Retour en terres clissonaises pour vos vieux reporters de l’extrême ! Nous n’avons pas hésité longtemps une fois l’affiche de la Valley annoncée il y a quelques mois, avec une densité remarquable de super groupes et de découvertes séduisantes. De plus, quelques semaines avant le début des hostilités, le Hellfest nous a réservé une petite surprise sous la forme d’une nouvelle petite scène, la Purple House, avec sa programmation enthousiasmante en parallèle ! Même si le planning des 4 jours dans ce contexte de double scène donne le vertige, nous avons pris notre courage à deux mains pour vous retranscrire au mieux l’intégralité de ce week-end.
Notre récap vidéo :
Jour 0
La veille du Hellfest, pour accueillir comme il se doit les centaines de festivaliers, l’organisation mettait à disposition des premiers campeurs / festivaliers une part des infrastructures de la zone « entrée », ainsi que les scènes du Metal Corner… et la nouvelle Purple House ! Cette nouvelle scène a hébergé tout le week-end bon nombre de formations « Valley-compatibles » que nous nous sommes attachés à aller voir pour vous en parler dans nos live report. Spoiler : nous verrons en outre que cette consanguinité avec la Valley sera mise à profit plusieurs fois ce week-end…
Sous une grande tente pouvant accueillir plusieurs centaines de spectateurs, se trouve une scène centrale dans une cage (!) pour les groupes, et des activités sur les côtés (espace gaming, jeux forains, coiffeur, etc…) avec des animateurs tout le week-end. Même s’il y a fait chaud, on a bien kiffé !
Du côté de la Purple House…
Stone From The SkyQue d’émotion, sous la tente de la Purple House, où Dimitri a oublié qu’il n’était pas simple festivalier et a dû se faire prêter une basse par Wizard Must Die.
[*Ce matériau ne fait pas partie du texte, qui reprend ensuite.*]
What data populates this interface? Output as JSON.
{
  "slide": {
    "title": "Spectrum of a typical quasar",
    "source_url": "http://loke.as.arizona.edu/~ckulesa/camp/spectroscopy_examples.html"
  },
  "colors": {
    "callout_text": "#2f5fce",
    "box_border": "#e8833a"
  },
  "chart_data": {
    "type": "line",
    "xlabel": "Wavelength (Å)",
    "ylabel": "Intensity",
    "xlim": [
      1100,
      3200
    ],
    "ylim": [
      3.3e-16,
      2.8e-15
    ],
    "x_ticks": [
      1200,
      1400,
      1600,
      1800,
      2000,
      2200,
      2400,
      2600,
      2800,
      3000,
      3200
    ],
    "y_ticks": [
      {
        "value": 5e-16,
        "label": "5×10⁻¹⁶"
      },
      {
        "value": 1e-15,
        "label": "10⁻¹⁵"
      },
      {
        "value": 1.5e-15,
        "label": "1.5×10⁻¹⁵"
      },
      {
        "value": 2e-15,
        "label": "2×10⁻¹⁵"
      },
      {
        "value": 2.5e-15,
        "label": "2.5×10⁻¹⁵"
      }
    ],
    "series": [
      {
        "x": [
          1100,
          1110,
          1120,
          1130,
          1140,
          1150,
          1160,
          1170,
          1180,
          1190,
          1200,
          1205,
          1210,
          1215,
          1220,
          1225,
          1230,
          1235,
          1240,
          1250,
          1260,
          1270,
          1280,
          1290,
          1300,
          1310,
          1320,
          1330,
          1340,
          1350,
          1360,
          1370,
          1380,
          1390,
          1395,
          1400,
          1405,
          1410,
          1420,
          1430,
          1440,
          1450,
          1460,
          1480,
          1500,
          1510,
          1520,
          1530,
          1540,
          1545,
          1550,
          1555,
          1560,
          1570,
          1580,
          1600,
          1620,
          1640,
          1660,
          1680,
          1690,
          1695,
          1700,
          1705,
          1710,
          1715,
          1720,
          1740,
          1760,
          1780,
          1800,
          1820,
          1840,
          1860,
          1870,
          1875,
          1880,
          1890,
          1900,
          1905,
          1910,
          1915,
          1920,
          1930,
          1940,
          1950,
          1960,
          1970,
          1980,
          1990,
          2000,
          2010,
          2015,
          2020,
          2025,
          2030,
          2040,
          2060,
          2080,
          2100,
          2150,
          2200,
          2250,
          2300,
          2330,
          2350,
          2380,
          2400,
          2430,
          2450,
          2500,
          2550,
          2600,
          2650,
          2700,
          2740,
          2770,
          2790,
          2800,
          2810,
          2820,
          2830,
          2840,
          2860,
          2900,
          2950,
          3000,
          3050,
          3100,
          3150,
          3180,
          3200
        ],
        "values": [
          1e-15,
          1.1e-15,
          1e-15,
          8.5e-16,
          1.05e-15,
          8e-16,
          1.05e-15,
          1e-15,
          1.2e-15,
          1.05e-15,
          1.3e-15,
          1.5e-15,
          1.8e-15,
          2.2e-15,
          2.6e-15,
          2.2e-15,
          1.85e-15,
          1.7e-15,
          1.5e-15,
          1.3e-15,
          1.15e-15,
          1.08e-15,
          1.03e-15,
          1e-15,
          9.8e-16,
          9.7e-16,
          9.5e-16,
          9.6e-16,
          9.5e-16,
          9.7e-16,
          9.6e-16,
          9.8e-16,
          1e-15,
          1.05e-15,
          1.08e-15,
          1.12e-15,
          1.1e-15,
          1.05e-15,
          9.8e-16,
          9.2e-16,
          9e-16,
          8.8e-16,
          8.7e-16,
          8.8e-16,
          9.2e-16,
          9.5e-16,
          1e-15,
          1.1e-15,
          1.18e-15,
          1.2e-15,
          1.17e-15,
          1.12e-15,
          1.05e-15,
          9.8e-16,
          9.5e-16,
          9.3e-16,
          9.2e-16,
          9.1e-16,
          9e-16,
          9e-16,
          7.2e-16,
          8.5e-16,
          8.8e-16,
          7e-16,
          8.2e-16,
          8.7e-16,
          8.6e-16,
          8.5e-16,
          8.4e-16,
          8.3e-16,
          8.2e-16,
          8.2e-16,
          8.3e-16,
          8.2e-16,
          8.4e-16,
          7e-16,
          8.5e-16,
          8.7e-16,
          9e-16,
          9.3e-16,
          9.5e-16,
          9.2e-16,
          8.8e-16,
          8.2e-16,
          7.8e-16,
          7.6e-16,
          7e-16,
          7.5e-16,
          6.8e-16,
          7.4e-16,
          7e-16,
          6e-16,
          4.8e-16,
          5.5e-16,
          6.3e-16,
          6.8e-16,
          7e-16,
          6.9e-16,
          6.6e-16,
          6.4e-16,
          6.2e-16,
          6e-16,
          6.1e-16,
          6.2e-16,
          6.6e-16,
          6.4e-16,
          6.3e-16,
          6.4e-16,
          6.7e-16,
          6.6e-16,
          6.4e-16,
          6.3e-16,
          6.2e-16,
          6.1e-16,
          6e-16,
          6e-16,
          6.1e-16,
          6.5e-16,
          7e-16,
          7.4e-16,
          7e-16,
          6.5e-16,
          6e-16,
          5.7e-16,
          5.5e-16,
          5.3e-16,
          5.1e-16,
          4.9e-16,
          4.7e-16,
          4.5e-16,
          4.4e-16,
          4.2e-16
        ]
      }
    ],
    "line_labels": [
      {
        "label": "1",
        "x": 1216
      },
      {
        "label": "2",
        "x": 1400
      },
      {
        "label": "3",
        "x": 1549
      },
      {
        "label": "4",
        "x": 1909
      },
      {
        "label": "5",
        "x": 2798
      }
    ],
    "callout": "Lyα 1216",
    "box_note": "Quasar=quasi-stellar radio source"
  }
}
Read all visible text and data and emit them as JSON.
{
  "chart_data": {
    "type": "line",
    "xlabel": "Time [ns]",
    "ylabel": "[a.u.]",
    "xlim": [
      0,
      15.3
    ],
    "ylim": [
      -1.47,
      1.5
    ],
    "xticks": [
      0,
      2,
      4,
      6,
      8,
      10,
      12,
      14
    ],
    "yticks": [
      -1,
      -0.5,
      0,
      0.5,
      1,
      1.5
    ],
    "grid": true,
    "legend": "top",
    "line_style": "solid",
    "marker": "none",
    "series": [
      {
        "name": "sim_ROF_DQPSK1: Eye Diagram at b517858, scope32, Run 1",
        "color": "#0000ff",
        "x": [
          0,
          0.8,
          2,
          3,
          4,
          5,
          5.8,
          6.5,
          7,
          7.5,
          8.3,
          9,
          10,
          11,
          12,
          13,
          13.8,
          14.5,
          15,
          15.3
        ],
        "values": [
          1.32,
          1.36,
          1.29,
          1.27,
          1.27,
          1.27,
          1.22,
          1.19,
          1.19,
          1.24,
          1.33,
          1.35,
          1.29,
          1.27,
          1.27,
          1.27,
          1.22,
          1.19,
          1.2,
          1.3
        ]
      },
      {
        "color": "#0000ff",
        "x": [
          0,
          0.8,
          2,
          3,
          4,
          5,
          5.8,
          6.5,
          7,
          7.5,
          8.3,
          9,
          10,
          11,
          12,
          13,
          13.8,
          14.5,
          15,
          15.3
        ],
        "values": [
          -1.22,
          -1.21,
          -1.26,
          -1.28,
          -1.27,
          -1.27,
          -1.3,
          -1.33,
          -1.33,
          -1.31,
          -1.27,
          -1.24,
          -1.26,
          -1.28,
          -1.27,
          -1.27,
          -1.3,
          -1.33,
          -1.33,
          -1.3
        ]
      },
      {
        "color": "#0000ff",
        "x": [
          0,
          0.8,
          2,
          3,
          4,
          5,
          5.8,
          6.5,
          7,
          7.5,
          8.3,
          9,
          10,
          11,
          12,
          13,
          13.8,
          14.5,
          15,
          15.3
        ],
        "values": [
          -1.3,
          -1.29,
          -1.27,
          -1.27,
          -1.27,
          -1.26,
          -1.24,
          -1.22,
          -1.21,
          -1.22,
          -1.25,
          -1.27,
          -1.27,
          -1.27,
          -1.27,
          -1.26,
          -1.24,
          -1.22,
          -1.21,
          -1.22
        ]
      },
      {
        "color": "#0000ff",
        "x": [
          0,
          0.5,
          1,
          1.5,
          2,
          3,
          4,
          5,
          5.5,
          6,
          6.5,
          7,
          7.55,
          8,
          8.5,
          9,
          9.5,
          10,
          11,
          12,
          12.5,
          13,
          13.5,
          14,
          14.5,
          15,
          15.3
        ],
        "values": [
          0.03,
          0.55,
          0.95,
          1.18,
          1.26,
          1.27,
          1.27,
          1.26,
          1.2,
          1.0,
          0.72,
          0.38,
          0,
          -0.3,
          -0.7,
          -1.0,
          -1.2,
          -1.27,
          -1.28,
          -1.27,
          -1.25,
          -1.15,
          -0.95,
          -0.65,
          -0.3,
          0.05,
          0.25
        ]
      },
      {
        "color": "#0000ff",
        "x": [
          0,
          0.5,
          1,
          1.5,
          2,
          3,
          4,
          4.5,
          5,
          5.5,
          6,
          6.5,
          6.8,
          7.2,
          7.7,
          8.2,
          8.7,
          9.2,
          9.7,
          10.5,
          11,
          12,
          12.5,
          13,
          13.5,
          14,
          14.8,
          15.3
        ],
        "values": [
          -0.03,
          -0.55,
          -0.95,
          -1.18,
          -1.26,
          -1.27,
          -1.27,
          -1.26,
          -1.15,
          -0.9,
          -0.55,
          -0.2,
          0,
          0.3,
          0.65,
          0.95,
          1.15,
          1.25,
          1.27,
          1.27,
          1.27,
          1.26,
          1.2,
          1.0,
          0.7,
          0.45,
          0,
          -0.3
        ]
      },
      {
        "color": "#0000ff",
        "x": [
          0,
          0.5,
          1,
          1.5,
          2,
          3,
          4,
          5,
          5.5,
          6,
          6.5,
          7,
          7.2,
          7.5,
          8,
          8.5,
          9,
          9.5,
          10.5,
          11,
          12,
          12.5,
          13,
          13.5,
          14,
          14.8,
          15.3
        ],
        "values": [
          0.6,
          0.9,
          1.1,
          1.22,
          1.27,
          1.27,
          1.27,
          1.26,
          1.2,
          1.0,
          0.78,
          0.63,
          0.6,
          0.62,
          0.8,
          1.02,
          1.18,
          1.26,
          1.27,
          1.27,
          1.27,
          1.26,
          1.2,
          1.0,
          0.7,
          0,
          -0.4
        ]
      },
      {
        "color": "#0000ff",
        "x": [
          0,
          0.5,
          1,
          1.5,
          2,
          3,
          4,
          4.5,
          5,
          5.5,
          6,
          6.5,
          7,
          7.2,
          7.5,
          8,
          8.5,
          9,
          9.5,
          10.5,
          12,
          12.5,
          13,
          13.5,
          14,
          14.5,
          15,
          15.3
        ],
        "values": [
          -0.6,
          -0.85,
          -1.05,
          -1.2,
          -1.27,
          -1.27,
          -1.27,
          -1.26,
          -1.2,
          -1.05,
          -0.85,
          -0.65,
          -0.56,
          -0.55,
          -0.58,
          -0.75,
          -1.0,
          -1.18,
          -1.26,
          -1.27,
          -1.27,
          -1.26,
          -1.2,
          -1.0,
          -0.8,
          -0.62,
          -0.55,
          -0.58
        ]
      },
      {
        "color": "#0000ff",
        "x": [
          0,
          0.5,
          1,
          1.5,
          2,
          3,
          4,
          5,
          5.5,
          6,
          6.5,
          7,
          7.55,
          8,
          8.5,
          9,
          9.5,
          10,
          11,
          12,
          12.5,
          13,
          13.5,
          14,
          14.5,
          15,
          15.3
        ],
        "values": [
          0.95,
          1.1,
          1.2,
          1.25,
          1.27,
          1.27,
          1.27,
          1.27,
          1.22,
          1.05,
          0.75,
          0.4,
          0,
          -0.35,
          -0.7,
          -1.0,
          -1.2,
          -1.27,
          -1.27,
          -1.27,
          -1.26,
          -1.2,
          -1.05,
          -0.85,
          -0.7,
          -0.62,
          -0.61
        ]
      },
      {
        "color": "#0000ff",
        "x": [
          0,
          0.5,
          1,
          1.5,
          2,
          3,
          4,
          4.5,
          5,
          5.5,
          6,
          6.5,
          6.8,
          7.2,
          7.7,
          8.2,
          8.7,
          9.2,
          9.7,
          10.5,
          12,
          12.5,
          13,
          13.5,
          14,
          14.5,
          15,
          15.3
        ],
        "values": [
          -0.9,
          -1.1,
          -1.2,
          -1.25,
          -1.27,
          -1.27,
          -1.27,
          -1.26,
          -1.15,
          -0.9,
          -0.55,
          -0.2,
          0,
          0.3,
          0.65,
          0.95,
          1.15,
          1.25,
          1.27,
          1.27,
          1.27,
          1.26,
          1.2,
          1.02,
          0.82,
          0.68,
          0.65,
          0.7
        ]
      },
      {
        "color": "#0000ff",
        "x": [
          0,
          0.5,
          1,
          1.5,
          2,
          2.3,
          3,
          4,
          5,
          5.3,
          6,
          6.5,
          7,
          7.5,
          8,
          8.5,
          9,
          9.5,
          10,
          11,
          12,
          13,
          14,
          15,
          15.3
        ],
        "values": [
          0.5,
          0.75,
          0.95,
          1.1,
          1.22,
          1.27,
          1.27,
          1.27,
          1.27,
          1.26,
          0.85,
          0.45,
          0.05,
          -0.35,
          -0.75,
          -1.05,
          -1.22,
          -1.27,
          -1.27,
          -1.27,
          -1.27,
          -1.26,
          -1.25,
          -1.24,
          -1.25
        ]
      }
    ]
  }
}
Passé ce détail, le trio du Mans allume les boosters et fait vibrer sa fanbase, en rang serré devant la scène grillagée, avec son post-metal psychédélique. La température monte vite, et c’est le carton plein pour cette première au Hellfest ! |
Du côté de la Purple House…
Electric jaguar babyAccessoirisés de chemises léopard, Electric Jaguar Baby livrent une prestation joyeusement poppy. Leur rock fait danser la Purple House, où le public prend rapidement ses aises. Que ceux qui ont préféré aller boire de bestiales tartines de houblon se le disent : ils ont manqué un sacré set. On s’est amusé de vocalises à la manière de Freddie Mercury, utilisées pour faire chanter le public, avant qu’un luchador, qui faisait déjà le show hors de la cage, ne vienne prêter main-forte pour la bagarre finale du dernier morceau. Avec, en prime, la suspicion que derrière le masque se cachait Chris d’Acid Mammoth… Le mystère restera entier ! |
Jour 1
Le vrai lancement des hostilités, c’est aujourd’hui, avec une journée qui commence en milieu d’après-midi, et donc raccourcie… mais d’une densité de programmation folle ! Avec la journée de canicule qui nous accueille, on pressent déjà que ça va être compliqué… mais excitant !
Tar Pond
Nous voilà donc arrivés à ce moment toujours spécial pour chaque édition annuelle : le premier concert du Hellfest. Quand on voit que c’est Tar Pond qui a été choisi pour cet office, on prend la mesure de l’ambition et du niveau de qualité de l’affiche cette année. Les classieux doomsters suisses ne font pas dans la gaudriole scéniquement, c’est sobre et professionnel sans jamais être froid, et c’est du solide : les guitaristes et bassistes jouent justes, et Markus Edelmann derrière ses futs bastonne ses peaux de caisses avec le manche de ses baguettes pour plus de puissance encore dans sa frappe. Au chant, le sobre Thomas Ott, avec ses faux airs vocaux de Mark Lanegan parfois, communique occasionnellement avec le public (en français c’est plus facile) et plus globalement assume un rôle de frontman naturel à la formation. La fosse est bien garnie, malgré un soleil de plomb en ce milieu d’après midi, et le public réagit bien à ce doom mélodique classieux, bien aidé par un très bon son partout dans la fosse (qui laisse augurer du meilleur pour le week end). La set list vient piocher dans les deux disques de la formation, commençant lentement par le lugubre “Bomb”, pour terminer avec un “Blind” plus puissant et mélodique. Evidemment, le groupe adresse un salut au regretté Martin Ain, fondateur de la formation pour apporter plus de pesanteur émotionnelle encore à ce très beau moment de lourdeur et de puissance subtilement mélancolique. Superbe lancement des hostilités.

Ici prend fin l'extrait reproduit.